Scaling GraphQL: DataLoaders, Cursors, and N+1 Prevention
GraphQL's flexibility is a double-edged sword: resolvers naturally compose into deeply nested queries, but naive implementations can trigger thousands of database queries for a single request. As Velocity grew, we invested heavily in three patterns to keep our GraphQL API fast and scalable: DataLoader batching, relay-style cursor pagination, and base64 composite cursors.
DataLoader is the cornerstone of N+1 prevention. Every resolver that fetches related data (e.g., Issue.assignee, Issue.project) delegates to a DataLoader that batches and caches requests within a single GraphQL operation. For example, our UserLoader collects all user IDs from child resolvers, issues a single SELECT * FROM users WHERE id = ANY($1) query, and distributes results back to the callers. This turns O(n) queries into O(1).
We built 20+ DataLoaders covering users, projects, teams, labels, statuses, and more. Each loader follows the same pattern: accept an array of keys, fetch all matching rows in one query, return a Map of key→value, and let DataLoader handle deduplication and caching. The loaders live in packages/graphql/src/loaders/ and are instantiated per-request in the GraphQL context.
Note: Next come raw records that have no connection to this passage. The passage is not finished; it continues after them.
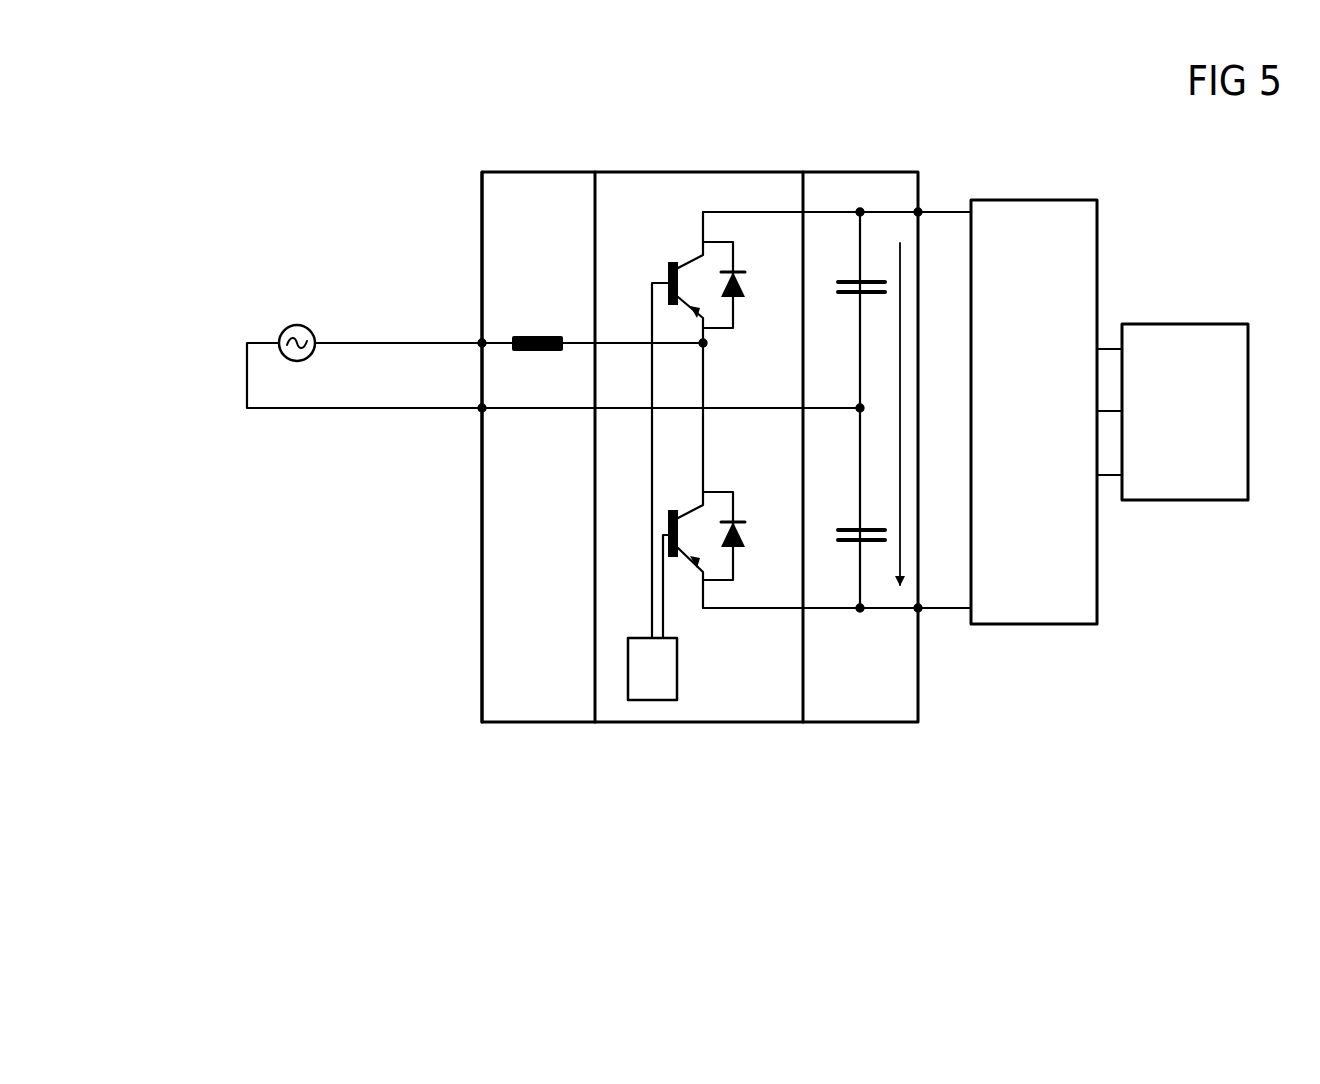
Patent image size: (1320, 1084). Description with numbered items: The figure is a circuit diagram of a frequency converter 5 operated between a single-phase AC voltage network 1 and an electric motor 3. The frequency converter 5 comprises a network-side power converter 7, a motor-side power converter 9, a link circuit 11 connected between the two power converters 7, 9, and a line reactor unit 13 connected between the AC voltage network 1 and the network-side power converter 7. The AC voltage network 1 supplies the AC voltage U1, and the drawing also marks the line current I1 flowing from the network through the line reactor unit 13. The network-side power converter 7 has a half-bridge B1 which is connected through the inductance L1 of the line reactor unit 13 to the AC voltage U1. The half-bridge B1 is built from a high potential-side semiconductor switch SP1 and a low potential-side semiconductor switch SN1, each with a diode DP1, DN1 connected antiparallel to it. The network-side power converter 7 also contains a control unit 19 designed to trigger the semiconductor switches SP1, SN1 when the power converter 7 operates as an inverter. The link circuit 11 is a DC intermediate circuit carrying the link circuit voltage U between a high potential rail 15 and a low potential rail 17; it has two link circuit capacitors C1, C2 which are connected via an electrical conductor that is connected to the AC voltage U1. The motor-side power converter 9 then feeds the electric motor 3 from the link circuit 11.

The AC voltage network 1 is at (320, 215).
The electric motor 3 is at (1184, 503).
The frequency converter 5 is at (915, 762).
The network-side power converter 7 is at (730, 724).
The motor-side power converter 9 is at (1037, 626).
The link circuit 11 is at (860, 724).
The line reactor unit 13 is at (540, 724).
The high potential rail 15 is at (773, 210).
The low potential rail 17 is at (827, 612).
The control unit 19 is at (655, 724).
The half-bridge B1 is at (700, 206).
The high potential-side semiconductor switch SP1 is at (668, 266).
The low potential-side semiconductor switch SN1 is at (668, 520).
The diode DP1 is at (746, 283).
The diode DN1 is at (746, 533).
The link circuit capacitor C1 is at (848, 300).
The link circuit capacitor C2 is at (850, 525).
The inductance L1 is at (525, 335).
The line current I1 is at (580, 341).
The AC voltage U1 is at (313, 312).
For pagination, we adopted Relay's cursor-based approach. Each edge in a paginated list has a cursor (base64-encoded composite key like created_at|id) and the connection returns pageInfo with hasNextPage and endCursor. This allows efficient forward/backward traversal without offset skipping, which degrades performance on large datasets. Our encodeCursor and decodeCursor utilities handle the base64 encoding and composite key parsing.
The composite cursor pattern is critical for stable pagination. Using id alone as a cursor breaks when rows are inserted or deleted between pages. By combining sort_field|id (e.g., created_at|uuid), we get a stable, unique cursor that works even as data changes. PostgreSQL handles the composite WHERE clause efficiently: WHERE (created_at, id) > ($1, $2).
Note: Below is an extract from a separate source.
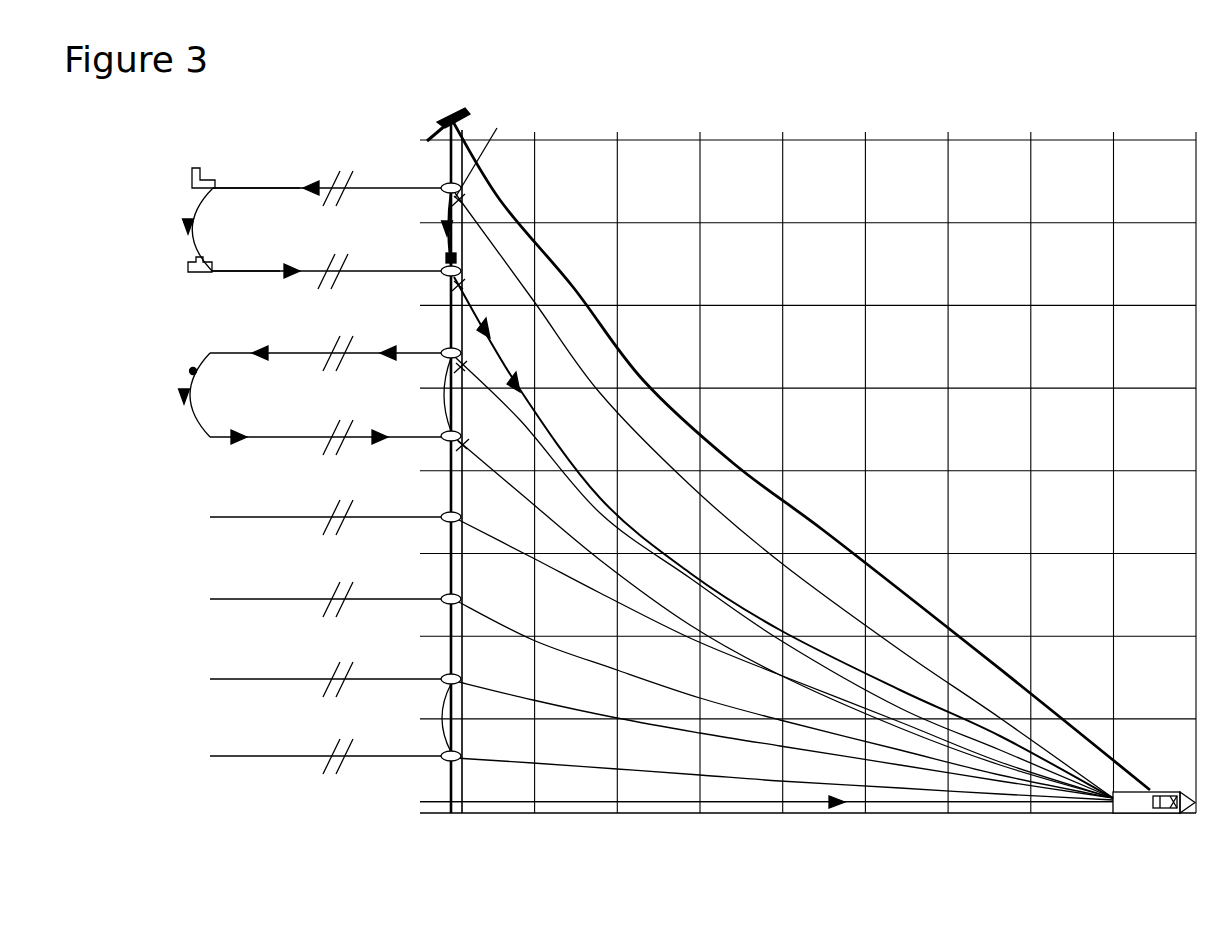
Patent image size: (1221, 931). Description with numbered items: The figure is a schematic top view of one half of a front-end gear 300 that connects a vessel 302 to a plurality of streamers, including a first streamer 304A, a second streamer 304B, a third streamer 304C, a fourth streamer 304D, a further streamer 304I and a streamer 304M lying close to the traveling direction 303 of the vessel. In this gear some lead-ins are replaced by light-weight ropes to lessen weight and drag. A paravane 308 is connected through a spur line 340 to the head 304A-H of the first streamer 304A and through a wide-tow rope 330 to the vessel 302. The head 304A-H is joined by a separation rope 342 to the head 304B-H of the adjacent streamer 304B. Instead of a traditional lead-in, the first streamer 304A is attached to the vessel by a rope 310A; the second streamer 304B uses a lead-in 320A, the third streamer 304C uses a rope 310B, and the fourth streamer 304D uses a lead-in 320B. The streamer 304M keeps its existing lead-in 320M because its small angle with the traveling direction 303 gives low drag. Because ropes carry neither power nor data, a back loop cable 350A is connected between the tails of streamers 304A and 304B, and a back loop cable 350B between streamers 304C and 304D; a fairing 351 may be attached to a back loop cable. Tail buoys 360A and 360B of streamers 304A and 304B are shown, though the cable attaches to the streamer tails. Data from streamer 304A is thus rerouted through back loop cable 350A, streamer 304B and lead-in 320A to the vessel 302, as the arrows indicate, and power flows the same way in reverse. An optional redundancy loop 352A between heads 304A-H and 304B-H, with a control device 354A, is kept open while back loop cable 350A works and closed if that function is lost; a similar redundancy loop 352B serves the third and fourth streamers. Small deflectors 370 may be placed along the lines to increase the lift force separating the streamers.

These patterns transformed our API performance. A query that previously triggered 500+ database calls now runs in 2-3 queries. Response times dropped from seconds to milliseconds, and we can comfortably handle 10k RPM on a modest Supabase instance. If you're building a production GraphQL API, invest in DataLoaders and cursor pagination early—your future self will thank you.